Another highlight was having to sit on the floor in the back of a crowded room with someone’s legs dangling next to my head from the bench they were sitting on behind me. And that was because it seemed like every woman present wanted to get in on Kayleigh Rix’s “Afraid of being found out” seminar. It was eye-opening to see that almost everyone who saw “impostor syndrome” on the description of the talk identified with the sentiment. While I was aware before that this is an experience that mostly “high-achieving women” go through, it was refreshing to actually see women all gathered in the same room, each with a more impressive story and yet all having the same doubts.

Just stop expecting yourself to remain in a constant state of extreme brilliance. Instead, strive to feel comfortable with being fabulously adequate. – Valerie Young

The Tech track

It felt like a good moment to be the data scientist at the conference. By switching between the two tracks it was possible to have a full data science & AI path through the two days. Some were beginner’s walkthroughs to topics like machine learning or chatbots, and some offered by the tech track were more specific presentations on relevant and current topics.
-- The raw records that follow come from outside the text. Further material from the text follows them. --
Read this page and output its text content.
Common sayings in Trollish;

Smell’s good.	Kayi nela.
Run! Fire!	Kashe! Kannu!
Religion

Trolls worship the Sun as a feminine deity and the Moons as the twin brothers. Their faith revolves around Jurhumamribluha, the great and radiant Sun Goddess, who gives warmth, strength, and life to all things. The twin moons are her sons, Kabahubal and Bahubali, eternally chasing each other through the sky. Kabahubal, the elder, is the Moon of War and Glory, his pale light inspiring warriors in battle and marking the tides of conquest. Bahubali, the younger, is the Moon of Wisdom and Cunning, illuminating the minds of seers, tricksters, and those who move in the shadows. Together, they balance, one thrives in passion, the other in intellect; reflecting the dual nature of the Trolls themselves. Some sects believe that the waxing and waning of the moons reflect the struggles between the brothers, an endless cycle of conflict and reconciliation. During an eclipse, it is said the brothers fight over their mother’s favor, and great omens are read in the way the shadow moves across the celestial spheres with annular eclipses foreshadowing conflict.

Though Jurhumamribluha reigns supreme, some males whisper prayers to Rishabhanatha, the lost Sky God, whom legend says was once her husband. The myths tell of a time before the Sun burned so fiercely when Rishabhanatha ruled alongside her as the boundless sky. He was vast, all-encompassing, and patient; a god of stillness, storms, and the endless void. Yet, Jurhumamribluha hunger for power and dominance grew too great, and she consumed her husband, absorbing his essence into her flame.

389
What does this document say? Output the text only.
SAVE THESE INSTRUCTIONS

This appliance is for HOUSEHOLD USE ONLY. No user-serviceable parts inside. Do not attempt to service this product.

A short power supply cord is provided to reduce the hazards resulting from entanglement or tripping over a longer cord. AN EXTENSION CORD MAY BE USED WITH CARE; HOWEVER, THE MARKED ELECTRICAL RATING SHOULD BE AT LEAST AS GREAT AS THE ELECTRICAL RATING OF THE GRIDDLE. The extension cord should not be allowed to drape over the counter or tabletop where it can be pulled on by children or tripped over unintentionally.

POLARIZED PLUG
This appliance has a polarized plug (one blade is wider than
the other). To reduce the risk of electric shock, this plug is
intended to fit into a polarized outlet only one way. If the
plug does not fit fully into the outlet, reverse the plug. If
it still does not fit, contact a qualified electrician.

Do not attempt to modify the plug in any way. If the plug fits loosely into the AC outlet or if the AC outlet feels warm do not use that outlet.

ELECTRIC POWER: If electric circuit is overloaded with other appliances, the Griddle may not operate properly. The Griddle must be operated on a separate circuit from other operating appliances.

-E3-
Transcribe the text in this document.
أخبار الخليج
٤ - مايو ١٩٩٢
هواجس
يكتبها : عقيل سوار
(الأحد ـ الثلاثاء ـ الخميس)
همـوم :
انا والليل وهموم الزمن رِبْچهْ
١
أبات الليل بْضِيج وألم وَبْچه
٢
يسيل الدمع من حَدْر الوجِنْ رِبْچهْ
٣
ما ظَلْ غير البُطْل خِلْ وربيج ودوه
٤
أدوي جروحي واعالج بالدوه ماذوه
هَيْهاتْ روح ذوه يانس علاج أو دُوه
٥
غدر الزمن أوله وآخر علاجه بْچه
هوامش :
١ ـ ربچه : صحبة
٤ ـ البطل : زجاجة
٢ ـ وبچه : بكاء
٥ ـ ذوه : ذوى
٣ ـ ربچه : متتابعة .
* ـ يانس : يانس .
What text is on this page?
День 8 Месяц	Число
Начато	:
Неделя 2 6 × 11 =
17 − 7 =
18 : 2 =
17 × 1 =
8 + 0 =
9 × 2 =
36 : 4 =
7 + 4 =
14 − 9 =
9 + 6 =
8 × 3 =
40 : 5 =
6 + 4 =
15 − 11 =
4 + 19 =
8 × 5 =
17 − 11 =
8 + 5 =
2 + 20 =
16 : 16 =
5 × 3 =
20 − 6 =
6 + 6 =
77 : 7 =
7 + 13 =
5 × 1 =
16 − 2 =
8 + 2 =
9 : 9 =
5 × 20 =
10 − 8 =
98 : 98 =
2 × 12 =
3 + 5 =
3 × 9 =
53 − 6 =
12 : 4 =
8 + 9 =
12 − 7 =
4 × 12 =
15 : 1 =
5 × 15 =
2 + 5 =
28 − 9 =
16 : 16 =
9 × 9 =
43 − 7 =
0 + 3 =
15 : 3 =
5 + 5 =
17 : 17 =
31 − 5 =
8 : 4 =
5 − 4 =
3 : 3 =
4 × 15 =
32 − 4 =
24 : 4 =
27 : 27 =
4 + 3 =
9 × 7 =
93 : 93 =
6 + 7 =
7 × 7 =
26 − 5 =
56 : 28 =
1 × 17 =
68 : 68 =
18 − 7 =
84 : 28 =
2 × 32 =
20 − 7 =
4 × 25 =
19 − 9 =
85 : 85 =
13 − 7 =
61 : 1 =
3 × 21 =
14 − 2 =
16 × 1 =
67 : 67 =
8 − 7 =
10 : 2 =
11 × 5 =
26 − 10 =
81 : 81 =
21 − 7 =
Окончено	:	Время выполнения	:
An overarching theme that I think brought together most of these presentations was questioning privacy. Yoni Linden, a Maastricht University alumnus, presented her findings on the way people perceive and value privacy in respect to personalization. Would they be willing to “pay” for personalized solutions with their data? Does that change depending on how informed they are about such a “transaction”?

Pay with your data as you would with your money. – Yoni Linden, Capgemini

Privacy and trust

Most assistant services or predictors nowadays need user information to perform well: the tone and patterns of voice for language understanding, the shopping habits for generating personalized offers, sleeping times and heart rhythm for health improvement suggestions to name a few. By having this process not be entirely transparent very often users share more information than they realize, or that they would agree with when given the choice. Most of the time this data is anonymized and/or encrypted, not to mention the benefits of collecting it for the user far outweigh the drawbacks. Which is why I think helping the users understand the process can only be helpful; the unknown is scary, what you can grasp is not.

AI that respects your privacy

A possible, if not an extreme solution for this come from Alice Coucke’s talk on “Building an AI that respects your privacy”: home assistant devices that never go online during use. The Paris based company she spoke for, Snips, offers voice assistants that can be run on raspberry PIs or other devices that have specific functions such as answering questions about weather and traffic or playing songs and starting alarms. By training the model extensively before release Snips ensures that the device is “smart from the start” and therefore never needs to send data back to the server to be re-trained. Thus, if there never is any user data going to the server this means complete privacy, making it a lot easier to comply with new regulations such as GDPR.

never get into cars with strangers

Similarly, the introduction to Simone’s presentation about blockchain also adds to this theme. She remembers the time as a child when parents told us to never get into cars with strangers and most definitely never go to a stranger’s house by yourself. And yet today we pay Uber and Airbnb to do just that. This also speaks to the way our perception of trust has changed – trust in strangers or trust in the technology that tells us those strangers are “safe”. And this assurance is also based on data – people are more likely to trust online personas that offer more information about themselves such as their profile picture, date of birth or family situation.

These are just a few ideas that add to the general question on where the balance can be found between performance and the comfort of security.

The European Women in Technology 2018 will also be at the RAI hotel in Amsterdam next year.